A national dashboard is being rolled out across NHS maternity services to help spot serious safety issues and prevent neonatal tragedies.

The Maternity Outcomes Signal System (MOSS) sends out a warning signal if it detects a pattern or trend in maternity data which seems out of the ordinary. 

Wes Streeting, health secretary, announced the creation of a dashboard in June as part of a national investigation into maternity and neonatal care, following a series of high-profile failures across several NHS trusts.

Retrospective analysis shows MOSS would have detected signals in maternity units that experienced serious incidents, including East Kent, Shrewsbury & Telford, Leeds, and Nottingham.

Duncan Burton, chief nursing officer for England, said: “There have been too many times where safety issues in maternity could have been detected earlier, and we have seen the devastating impact this has had on families.

“Having a signalling system for maternity which can carefully look at data in near real-time and spot early warning signs if something is potentially going wrong will help to avert safety incidents and prevent tragedies.

“It is the first national system of its kind in maternity to be able to signal potential safety issues as they emerge and allow them to be acted on faster by maternity services.”

MOSS was created in response to a recommendation in the ‘Reading the signal‘ report, published in October 2022, following the independent investigation led by Dr Bill Kirkup on maternity and neonatal services in East Kent.

Its development was led by an expert group including Kirkup and Professor David Spiegelhalter, an authority on statistical risk, as well as families and service users.   

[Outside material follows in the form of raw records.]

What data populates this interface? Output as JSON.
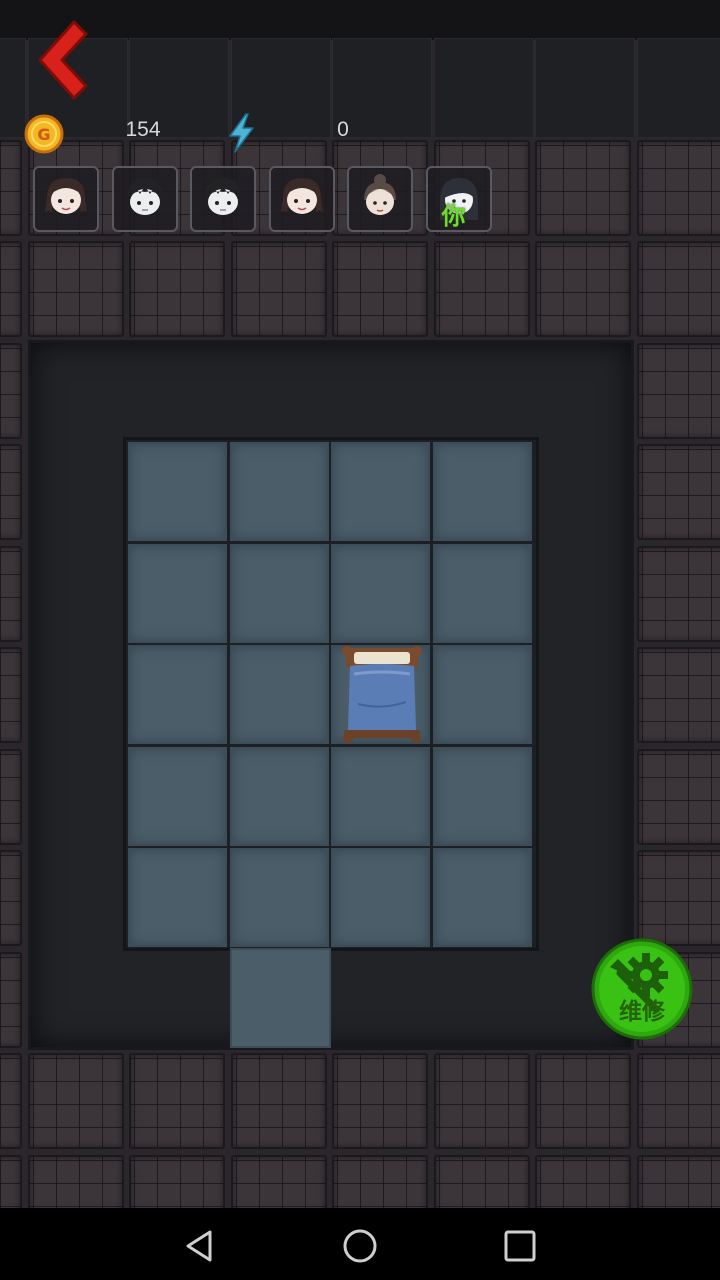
{
  "hud": {
    "gold_value": "154",
    "energy_value": "0",
    "icons": [
      "back-arrow-icon",
      "gold-coin-icon",
      "lightning-icon"
    ],
    "coin_letter": "G",
    "accent_red": "#d8211a",
    "accent_gold": "#f1b823",
    "accent_energy": "#4fb2d4"
  },
  "players": [
    {
      "name": "player-girl-1"
    },
    {
      "name": "player-boy-1"
    },
    {
      "name": "player-boy-2"
    },
    {
      "name": "player-girl-2"
    },
    {
      "name": "player-girl-3"
    },
    {
      "name": "player-you",
      "label": "你"
    }
  ],
  "room": {
    "bed": "bed-icon"
  },
  "repair": {
    "label": "维修",
    "color": "#2ea80f"
  },
  "navbar": {
    "buttons": [
      "back-nav-icon",
      "home-nav-icon",
      "recents-nav-icon"
    ]
  }
}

Kirkup, said: “This is a really positive development that originated directly from the investigation into East Kent maternity services. 

“The families there who did so much to bring this to light deserve great credit for the improvements it will bring.”

Once the MOSS system generates a signal, the maternity unit must carry out a critical safety check within eight working days and share the action taken with regional and national teams.

Signals will be traffic-light coded, with amber alerts representing 95% confidence and red alerts representing 99% confidence that the increase in events needs urgent attention.

Cathy Bevens, lead safety and governance midwife, Cambridge University Hospitals NHS Foundation Trust, which piloted MOSS, said: “The system and safety check brings us together as a team and makes us really focus on what the issues are and where care can improve.

“It’s encouraged senior leaders and executives to come and talk to staff and services users, to listen their issues and concerns.”

Data and signals will be visible at a trust, integrated care board, regional and national level to ensure that concerns are acted on quickly.

Clea Harmer, chief executive of of the charity SANDS, said: “Early detection of serious safety issues is vital in saving babies’ lives so it’s very important that all maternity services have access to this data and that boards have oversight and act swiftly on any concerns flagged by the MOSS.”